[Released July 10, 1930. Dated June 28, 1930]
My dear Dr. Patterson:
I thank you most cordially for the volumes of facsimiles of early American books which you have so kindly sent me by Mrs. Meloney's hand. They are intensely interesting memorials of the beginnings of the cultural life of America. They carry one back to those beginnings with a sense of reality and personal contact as no mere reproduction could possibly do. Anyone who is conscious of the great tree of knowledge and of literary achievements that have sprung from these precious beginnings cannot fail to be thrilled as he ponders their priceless value to our Nation.
I congratulate you warmly upon the idea of this series and upon the beauty of the books themselves. You are giving to thousands of us who cannot own or perhaps even see the originals an opportunity to share in the finest pleasures of the human mind and spirit.
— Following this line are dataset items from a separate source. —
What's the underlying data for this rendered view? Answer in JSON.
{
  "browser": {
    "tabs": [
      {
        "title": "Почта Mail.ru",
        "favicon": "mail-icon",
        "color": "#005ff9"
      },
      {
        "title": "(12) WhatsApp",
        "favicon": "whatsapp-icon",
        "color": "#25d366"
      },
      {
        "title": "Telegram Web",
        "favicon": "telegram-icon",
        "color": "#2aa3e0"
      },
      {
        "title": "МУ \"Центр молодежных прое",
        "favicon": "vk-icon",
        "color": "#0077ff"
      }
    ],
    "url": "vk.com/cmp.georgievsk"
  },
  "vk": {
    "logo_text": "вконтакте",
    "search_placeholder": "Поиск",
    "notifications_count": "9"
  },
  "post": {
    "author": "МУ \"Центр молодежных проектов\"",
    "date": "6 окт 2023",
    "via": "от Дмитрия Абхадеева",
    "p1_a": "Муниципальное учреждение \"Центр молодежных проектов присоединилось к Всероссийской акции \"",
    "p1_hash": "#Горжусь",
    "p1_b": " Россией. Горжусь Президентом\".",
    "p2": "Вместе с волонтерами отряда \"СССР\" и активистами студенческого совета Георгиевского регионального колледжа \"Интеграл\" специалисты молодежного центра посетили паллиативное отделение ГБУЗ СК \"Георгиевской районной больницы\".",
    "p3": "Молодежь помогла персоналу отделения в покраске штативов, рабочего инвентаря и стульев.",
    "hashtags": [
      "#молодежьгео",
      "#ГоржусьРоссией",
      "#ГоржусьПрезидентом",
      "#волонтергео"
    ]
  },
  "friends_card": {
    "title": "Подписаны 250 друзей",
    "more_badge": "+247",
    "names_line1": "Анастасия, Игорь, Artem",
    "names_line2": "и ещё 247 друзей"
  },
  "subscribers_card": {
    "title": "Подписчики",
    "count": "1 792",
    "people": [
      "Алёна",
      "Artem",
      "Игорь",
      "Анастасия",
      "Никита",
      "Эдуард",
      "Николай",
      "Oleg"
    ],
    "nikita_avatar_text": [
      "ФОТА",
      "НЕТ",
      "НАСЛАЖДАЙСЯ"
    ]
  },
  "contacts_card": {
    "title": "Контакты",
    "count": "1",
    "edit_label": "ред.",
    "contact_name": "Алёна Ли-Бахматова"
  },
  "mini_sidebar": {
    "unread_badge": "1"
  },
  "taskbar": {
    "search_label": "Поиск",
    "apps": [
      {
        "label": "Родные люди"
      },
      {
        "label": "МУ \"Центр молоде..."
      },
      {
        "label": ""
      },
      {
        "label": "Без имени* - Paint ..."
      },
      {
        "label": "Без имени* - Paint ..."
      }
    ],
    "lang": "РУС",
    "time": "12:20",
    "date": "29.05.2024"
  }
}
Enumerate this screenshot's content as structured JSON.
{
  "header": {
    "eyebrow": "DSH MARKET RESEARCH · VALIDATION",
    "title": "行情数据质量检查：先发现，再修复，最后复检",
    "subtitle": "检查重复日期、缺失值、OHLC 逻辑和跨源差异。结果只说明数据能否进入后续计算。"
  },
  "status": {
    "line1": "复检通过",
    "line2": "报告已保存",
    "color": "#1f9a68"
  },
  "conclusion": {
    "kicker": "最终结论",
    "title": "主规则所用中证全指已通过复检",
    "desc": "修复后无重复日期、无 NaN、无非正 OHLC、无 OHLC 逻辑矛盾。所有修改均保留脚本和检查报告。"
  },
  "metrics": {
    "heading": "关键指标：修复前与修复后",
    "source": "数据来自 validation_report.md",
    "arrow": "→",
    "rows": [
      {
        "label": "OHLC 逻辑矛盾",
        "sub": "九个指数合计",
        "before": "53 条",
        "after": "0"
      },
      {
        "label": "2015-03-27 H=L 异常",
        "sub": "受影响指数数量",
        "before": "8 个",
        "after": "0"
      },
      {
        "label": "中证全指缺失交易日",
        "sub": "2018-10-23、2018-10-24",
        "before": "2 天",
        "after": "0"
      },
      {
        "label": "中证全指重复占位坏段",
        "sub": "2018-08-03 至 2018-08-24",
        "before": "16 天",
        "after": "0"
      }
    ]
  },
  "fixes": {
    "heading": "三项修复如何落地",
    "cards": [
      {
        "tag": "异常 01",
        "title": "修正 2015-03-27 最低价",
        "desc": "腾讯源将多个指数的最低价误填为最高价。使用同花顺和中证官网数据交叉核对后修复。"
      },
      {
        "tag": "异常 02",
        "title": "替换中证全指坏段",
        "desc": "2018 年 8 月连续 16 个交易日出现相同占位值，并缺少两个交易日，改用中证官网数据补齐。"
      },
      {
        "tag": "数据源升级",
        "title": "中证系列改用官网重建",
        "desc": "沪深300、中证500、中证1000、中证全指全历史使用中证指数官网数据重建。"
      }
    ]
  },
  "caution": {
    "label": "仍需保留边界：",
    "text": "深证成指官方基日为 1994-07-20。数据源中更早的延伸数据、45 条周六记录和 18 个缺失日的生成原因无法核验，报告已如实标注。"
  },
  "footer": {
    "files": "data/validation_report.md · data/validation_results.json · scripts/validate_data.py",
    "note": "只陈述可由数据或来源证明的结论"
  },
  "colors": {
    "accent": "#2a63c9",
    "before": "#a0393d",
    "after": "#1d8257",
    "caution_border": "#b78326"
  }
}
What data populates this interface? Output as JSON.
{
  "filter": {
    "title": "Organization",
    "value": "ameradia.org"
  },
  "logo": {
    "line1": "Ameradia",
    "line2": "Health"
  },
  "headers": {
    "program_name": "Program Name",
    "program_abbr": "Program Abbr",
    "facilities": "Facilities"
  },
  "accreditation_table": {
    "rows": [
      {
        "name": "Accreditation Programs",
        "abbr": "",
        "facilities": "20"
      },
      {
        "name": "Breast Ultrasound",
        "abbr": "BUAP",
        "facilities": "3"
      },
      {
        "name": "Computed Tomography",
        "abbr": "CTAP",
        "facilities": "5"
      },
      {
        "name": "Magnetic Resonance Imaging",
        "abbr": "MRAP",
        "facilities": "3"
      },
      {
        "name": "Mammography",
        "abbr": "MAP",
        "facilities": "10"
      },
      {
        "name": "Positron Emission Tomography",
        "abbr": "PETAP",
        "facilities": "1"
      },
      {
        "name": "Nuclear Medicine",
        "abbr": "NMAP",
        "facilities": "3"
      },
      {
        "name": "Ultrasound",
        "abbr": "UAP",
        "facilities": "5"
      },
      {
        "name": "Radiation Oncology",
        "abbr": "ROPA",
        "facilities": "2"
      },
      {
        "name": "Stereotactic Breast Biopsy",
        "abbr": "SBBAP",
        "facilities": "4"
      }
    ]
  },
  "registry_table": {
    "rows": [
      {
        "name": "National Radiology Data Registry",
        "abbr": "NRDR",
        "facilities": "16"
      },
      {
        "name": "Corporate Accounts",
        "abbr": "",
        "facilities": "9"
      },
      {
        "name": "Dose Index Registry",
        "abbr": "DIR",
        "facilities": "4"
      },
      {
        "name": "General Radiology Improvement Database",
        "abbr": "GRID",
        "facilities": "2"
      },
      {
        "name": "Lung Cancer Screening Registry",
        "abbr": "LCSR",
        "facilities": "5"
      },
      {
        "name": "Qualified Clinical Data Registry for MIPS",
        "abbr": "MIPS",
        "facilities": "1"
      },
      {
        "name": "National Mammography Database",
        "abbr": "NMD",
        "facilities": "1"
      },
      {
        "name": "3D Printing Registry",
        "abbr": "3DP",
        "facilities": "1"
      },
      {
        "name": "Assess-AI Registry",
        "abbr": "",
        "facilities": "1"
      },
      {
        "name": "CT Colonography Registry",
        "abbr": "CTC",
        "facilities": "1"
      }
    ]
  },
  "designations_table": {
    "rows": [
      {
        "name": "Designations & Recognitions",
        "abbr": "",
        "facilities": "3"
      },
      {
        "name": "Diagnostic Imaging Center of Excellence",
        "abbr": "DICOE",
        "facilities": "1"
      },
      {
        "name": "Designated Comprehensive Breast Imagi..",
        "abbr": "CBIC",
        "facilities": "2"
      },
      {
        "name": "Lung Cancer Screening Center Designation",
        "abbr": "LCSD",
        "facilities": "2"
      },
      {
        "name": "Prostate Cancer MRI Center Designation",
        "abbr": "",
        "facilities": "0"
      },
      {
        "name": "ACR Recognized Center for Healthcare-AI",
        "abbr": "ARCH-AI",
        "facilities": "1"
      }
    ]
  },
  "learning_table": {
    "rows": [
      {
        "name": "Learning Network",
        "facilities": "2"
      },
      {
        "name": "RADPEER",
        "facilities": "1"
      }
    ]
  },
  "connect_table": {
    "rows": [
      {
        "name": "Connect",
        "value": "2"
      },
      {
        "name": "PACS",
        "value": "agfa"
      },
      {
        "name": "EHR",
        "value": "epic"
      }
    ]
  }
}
I indeed value the copies you have sent me, and the more that you have inscribed them personally.
Yours faithfully,
HERBERT HOOVER
[Professor Frank Allen Patterson, President, Facsimile Text Society, Columbia University, New York City]
Note: The Facsimile Text Society was an organization of American and European scholars intent upon reproducing by photography a number of rare volumes held in private libraries. Frank A. Patterson, founder of the society, was a professor of English at Columbia University. Among the books sent to the President were "Poems on Several Occasions by a Gentleman of Virginia" (1736) and "A Discourse of Trade From England Unto the East Indies" (1621) by Thomas Mun.
Mrs. Marie M. Meloney was editor of the Sunday Magazine of the New York Herald Tribune.